Looking at my git commit history this project took about 3 months of my spare time to complete. I’m a bit surprised because it felt like longer during the last month or so. I don’t have any hesitation saying that this time was well spent considering all of the things I brushed up on from machine learning, to a new programming language, to returning to manual memory management.

If doing this project over again I don’t think I would do anything substantially differently either. All the advice to my past self would be glib stuff like “you should not have stopped writing C all those years ago”.

In the future I would like to return to my roots a bit and do similar implementation projects for diffusion models and vision language models. It would be fun to build some intuition for how those types of models function.

Appendix: Resources

3Blue1Brown Neural Networks Series

The GPT episode (chapter 5) of this series did not exist yet when I was writing llama2.ha, but I wish it had! As usual 3Blue1Brown includes some great animated visualizations to explain concepts. The ones about text embeddings are particularly illuminating. Overall this is a great series to ease into the technical side of LLMs or deep learning in general.

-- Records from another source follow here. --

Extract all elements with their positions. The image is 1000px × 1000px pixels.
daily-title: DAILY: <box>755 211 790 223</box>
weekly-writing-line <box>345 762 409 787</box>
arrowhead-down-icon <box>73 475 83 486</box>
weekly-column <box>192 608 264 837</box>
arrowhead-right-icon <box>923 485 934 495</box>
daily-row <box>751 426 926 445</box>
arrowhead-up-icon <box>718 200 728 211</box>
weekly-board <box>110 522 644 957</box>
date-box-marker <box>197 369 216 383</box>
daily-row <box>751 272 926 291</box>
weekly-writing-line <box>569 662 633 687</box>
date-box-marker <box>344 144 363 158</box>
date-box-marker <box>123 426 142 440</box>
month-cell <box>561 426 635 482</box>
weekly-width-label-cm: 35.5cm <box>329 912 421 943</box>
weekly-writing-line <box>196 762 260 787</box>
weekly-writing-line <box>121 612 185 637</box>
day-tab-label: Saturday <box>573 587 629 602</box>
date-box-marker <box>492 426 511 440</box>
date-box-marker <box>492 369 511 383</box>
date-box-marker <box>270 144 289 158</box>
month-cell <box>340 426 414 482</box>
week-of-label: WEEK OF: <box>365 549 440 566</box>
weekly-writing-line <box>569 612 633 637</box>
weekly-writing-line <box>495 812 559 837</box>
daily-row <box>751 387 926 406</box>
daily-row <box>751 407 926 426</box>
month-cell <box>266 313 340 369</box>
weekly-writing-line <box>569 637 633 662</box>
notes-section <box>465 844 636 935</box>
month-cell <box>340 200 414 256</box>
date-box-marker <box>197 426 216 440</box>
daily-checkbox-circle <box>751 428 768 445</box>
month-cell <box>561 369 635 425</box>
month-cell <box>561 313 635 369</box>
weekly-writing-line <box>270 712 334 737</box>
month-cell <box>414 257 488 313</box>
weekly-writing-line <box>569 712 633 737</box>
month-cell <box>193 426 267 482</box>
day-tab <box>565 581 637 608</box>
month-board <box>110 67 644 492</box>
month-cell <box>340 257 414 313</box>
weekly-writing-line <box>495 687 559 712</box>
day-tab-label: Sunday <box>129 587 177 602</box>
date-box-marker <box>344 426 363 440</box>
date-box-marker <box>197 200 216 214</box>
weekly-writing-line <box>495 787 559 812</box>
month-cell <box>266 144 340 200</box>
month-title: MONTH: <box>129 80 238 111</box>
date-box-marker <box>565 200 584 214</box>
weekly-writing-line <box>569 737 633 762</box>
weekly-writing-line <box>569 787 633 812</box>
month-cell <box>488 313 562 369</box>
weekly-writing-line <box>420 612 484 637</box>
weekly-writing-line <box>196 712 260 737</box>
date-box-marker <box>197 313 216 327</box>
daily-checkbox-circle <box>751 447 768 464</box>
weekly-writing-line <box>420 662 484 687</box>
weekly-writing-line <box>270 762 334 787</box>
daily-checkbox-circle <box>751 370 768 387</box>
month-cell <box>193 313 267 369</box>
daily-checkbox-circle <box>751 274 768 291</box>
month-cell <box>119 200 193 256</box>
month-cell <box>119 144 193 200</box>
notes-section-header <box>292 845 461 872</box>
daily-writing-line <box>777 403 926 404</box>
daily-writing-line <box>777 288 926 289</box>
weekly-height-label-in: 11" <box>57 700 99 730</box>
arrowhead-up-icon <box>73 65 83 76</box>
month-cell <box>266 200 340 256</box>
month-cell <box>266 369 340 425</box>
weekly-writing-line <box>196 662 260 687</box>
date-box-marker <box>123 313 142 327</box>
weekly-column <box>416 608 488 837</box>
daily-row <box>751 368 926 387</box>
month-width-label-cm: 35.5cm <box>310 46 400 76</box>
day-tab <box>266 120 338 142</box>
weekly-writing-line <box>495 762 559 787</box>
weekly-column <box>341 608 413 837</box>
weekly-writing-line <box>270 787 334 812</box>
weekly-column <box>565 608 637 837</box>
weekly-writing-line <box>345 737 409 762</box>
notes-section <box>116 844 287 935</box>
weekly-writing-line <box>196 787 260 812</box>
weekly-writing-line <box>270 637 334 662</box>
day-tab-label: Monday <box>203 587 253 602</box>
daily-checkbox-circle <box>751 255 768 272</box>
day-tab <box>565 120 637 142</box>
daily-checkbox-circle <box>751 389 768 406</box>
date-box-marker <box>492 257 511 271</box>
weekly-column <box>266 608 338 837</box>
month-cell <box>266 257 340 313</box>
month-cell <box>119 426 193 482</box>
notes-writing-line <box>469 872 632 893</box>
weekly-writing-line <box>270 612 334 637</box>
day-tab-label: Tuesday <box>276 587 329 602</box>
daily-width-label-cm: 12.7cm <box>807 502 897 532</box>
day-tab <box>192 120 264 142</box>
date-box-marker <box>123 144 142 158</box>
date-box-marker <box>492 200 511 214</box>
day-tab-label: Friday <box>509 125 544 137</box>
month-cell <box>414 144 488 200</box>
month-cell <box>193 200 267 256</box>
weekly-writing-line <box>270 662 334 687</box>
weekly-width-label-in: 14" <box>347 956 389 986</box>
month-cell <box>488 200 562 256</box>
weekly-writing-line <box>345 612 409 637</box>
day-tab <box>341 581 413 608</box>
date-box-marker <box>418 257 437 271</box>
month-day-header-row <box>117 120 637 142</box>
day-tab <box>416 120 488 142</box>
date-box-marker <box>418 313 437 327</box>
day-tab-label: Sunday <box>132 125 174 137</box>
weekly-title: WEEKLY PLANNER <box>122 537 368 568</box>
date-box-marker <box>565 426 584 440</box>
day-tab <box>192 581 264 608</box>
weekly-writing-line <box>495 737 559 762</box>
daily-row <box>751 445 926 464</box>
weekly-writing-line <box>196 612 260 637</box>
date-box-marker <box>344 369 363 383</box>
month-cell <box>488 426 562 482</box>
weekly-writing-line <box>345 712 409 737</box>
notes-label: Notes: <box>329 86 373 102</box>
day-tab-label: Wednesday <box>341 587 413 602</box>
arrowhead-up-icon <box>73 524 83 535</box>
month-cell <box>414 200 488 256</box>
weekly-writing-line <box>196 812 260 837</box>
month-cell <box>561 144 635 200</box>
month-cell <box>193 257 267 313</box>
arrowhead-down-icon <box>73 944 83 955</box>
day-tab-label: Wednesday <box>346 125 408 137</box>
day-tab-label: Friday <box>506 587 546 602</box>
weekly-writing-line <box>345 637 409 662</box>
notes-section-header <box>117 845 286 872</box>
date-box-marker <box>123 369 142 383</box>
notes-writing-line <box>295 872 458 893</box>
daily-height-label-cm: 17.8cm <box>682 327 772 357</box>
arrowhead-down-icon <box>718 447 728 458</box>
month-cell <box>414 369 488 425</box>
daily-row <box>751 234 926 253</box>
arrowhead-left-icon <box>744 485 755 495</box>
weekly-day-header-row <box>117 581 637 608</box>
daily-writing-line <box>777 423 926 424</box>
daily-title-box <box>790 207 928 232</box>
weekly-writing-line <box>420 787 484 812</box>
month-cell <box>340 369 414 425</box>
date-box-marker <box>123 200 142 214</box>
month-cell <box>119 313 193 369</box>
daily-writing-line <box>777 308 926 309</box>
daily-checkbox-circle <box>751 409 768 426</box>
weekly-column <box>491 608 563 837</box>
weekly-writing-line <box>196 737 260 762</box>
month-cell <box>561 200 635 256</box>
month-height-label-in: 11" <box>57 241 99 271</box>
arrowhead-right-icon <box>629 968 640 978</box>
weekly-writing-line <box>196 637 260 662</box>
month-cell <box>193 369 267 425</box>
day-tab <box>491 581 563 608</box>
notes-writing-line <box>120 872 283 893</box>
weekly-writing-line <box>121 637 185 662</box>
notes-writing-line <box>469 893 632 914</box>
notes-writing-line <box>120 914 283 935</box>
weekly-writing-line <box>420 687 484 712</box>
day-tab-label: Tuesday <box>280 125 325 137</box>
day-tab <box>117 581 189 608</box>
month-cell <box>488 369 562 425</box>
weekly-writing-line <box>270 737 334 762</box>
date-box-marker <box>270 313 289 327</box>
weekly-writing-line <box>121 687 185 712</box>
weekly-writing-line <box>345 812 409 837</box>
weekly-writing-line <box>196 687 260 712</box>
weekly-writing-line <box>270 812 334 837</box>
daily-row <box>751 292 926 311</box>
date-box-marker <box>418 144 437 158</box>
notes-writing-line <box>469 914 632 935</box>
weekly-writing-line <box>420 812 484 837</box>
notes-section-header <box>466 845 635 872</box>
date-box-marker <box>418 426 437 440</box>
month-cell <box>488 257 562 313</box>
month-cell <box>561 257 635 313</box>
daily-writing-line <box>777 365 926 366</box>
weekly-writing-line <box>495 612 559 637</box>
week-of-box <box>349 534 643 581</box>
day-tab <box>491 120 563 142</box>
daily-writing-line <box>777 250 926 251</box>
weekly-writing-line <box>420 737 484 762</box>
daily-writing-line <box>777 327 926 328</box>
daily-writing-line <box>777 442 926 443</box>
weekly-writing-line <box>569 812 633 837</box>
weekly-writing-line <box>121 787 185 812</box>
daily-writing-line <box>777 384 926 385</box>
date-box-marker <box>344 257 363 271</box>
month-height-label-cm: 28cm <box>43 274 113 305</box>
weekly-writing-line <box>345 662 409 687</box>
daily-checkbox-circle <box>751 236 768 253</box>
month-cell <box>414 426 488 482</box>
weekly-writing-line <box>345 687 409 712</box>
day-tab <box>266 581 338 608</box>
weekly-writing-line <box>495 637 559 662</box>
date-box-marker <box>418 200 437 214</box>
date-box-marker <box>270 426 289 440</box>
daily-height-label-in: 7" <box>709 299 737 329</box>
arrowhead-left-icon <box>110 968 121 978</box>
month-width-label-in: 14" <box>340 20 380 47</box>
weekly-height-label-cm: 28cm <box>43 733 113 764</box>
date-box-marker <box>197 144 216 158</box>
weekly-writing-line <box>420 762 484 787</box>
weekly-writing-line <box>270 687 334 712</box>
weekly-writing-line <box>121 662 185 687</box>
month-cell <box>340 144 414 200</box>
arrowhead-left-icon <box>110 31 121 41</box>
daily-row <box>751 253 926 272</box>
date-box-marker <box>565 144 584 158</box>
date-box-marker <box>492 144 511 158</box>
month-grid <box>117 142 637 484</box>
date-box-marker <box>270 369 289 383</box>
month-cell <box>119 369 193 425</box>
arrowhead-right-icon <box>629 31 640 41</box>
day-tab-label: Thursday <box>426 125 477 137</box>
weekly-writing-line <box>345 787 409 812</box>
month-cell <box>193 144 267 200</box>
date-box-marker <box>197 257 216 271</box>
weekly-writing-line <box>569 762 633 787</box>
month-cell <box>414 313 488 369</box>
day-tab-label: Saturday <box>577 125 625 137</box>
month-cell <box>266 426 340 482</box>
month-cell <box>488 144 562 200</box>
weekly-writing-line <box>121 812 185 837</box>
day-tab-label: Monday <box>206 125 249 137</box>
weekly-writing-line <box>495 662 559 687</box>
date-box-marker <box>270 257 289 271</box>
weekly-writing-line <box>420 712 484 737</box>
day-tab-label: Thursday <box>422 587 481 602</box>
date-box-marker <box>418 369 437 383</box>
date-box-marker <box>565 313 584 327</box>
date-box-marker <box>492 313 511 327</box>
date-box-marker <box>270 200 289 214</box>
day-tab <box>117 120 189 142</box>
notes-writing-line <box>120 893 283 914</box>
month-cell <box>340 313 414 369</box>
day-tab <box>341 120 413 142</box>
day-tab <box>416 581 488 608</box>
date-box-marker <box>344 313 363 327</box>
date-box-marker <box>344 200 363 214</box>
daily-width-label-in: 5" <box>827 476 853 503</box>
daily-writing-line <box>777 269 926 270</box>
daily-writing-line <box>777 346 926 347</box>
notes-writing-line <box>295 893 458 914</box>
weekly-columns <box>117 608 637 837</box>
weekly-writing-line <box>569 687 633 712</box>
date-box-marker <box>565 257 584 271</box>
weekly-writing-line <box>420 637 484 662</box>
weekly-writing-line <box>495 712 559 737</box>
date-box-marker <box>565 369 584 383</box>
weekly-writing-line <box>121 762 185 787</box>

Andrej Karpathy’s Neural Networks: Zero to Hero Series

If you enjoy watching streams of people writing code this is the series for you. Karpathy walks you through code for many fundamental components and techniques of deep learning that builds up to training your own small models. He even recently added a new video on training a GPT-2 type model from scratch. I have not watched this latest video yet but definitely need to!

Attention Is All You Need

When people mention “the transformer paper” this is what they are referring to. I don’t know how helpful it is for beginners, but people getting into machine learning should know of it since it is a landmark paper.

Llama.cpp

This is what a big bad inference engine looks like when it’s all grown up. Both llama2.c and llama2.ha are tinier and simpler educational versions of what llama.cpp is. It’s written in C++ and now supports many different model families. Other projects like Ollama are built on top of it, and playing around with llama.cpp is a good gateway to familiarizing oneself with what it takes to self-host LLMs.